The next time others’ definitions of me intruded, I was in a Polish Jewish graveyard.  For all I know, we were the first Rubensteins or Gottliebs to come back to the Suwalki Jewish cemetery, a place that was wrecked by nazis and their allies during the occupation. 

Even cleaned up, it was a hard place to be in.  The emotional work was byzantine.  I wished I could read the Hebrew inscriptions.  I pressed my hand against the wall of broken gravestones that had been cemented together as a memorial by the town’s Polish gentile survivors.  According to the records we had checked, none of Suwalki’s Jews survived the Shoah.  My body was off-balance: I was having the worst allergy attack of my life … I think even my sinuses were compelling me to experience inescapable physically estrangement.  It was an important, if overwhelming, gift. 

But our Lithuanian/Polish interpreter pulled me aside for a minute just then, as my mother too was examining the stones.  He was polite, professional and (I think) did not fear me.  But he did have questions: was this woman my mother-in-law? My mind flashed to my lover in Chicago, also Polish — she has called me “mi paisano” occasionally since we told each other of our ancestry.  “No,” I answered.  “Are you adopted?” “No, [pause] she’s my birth mother,” — I had searched for the word that would be unambiguous and translate easily.  “Your birth mother?” “Yes.”

I could return to being dizzy and overwhelmed.  His was an old conversation for me — the confusion of those whose categories are blurred by the multiracial, who find more and less polite ways to ask “What are you?”  Keeping myself in one, multicolored piece give way again to viewing the ruins of this solitary ancestral community. 

My allergies physically seized me … they were carrying me and throwing me out.  This was not somewhere I could linger, fall in love with, enjoy the beauty of.  Walking three blocks to a restaurant that night proved insufferable — we ate behind the glass of our hotel’s cafe as I battled my own breath for control. 

Over dinner and between sneezes, I read Edward Said’s Covering Islam, tracing the media’s few of 1 billion human beings as a single entity, “Islam”, with shared personal characteristics and a common political project.  Beneath and all around me, Jews and Poles had died trapped within a similar image, a “Judeo-Bolshevik conspiracy” to destroy Germany, the pinnacle of civilization. 

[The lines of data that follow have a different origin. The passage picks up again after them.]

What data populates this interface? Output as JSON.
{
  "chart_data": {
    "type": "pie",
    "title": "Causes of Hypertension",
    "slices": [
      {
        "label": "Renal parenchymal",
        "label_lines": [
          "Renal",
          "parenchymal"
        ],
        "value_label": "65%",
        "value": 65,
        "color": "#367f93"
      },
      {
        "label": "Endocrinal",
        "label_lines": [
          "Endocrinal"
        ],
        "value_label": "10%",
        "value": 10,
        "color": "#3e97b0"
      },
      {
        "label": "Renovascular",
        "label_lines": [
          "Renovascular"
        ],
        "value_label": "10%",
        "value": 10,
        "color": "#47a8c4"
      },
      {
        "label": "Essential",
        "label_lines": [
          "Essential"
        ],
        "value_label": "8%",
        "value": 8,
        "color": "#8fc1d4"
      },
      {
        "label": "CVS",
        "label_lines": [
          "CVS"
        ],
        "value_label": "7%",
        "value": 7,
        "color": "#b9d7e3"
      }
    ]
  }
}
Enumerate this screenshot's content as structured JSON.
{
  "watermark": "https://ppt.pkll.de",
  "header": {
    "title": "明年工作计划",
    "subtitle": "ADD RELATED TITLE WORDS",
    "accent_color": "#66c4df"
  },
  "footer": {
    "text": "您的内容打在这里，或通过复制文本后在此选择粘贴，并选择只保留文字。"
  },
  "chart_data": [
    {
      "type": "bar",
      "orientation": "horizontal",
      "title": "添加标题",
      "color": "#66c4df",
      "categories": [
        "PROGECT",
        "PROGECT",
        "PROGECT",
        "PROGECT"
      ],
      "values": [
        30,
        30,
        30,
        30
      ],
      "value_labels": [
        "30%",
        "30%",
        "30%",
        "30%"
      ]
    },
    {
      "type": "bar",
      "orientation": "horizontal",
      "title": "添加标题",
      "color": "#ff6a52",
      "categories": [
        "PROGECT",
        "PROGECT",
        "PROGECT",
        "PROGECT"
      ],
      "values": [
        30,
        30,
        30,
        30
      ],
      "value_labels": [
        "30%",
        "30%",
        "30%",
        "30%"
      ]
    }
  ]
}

As an American in a world of empire, as a citizen of the West — whose lenses frame world history, as a Jew on a planet with a militarized Israel, I have obligations to understand what is done under the banner of my clashing civilization.  I was reading to scratch my away from the image of the confrontation of faceless billions, to reveal the reality of toxic graveyards I might never visit. 

I slept fitfully that night, but slept for 11 hours.  I awoke feeling that this was a purposeful experience.  That something needed to tie me to a bed and explain to me over and over again what it meant to become a refugee from this place.  That you could see or know anything about it — but you just can’t stay here.  Haunted by genocide, it was pushing us away.  There was no complete picture of justice without refuge for my people. 

***

My history, my skin, my body crosscut empires — I am an exile with a passport, a prisoner of safety, and a vulnerable free spirit.  My people invade my people, string them from nooses, and scratch out their languages.  Each line of power divides me; each turn of the screw tears me apart, like a single creature trapped in the mirror shards of a kaleidoscope.  I strive to pull my broken image together.  I pull firmly to turn the knobs of power.  I rely on the provisional hope that straining toward my own wholeness can make the image of the world less fragmentary as well.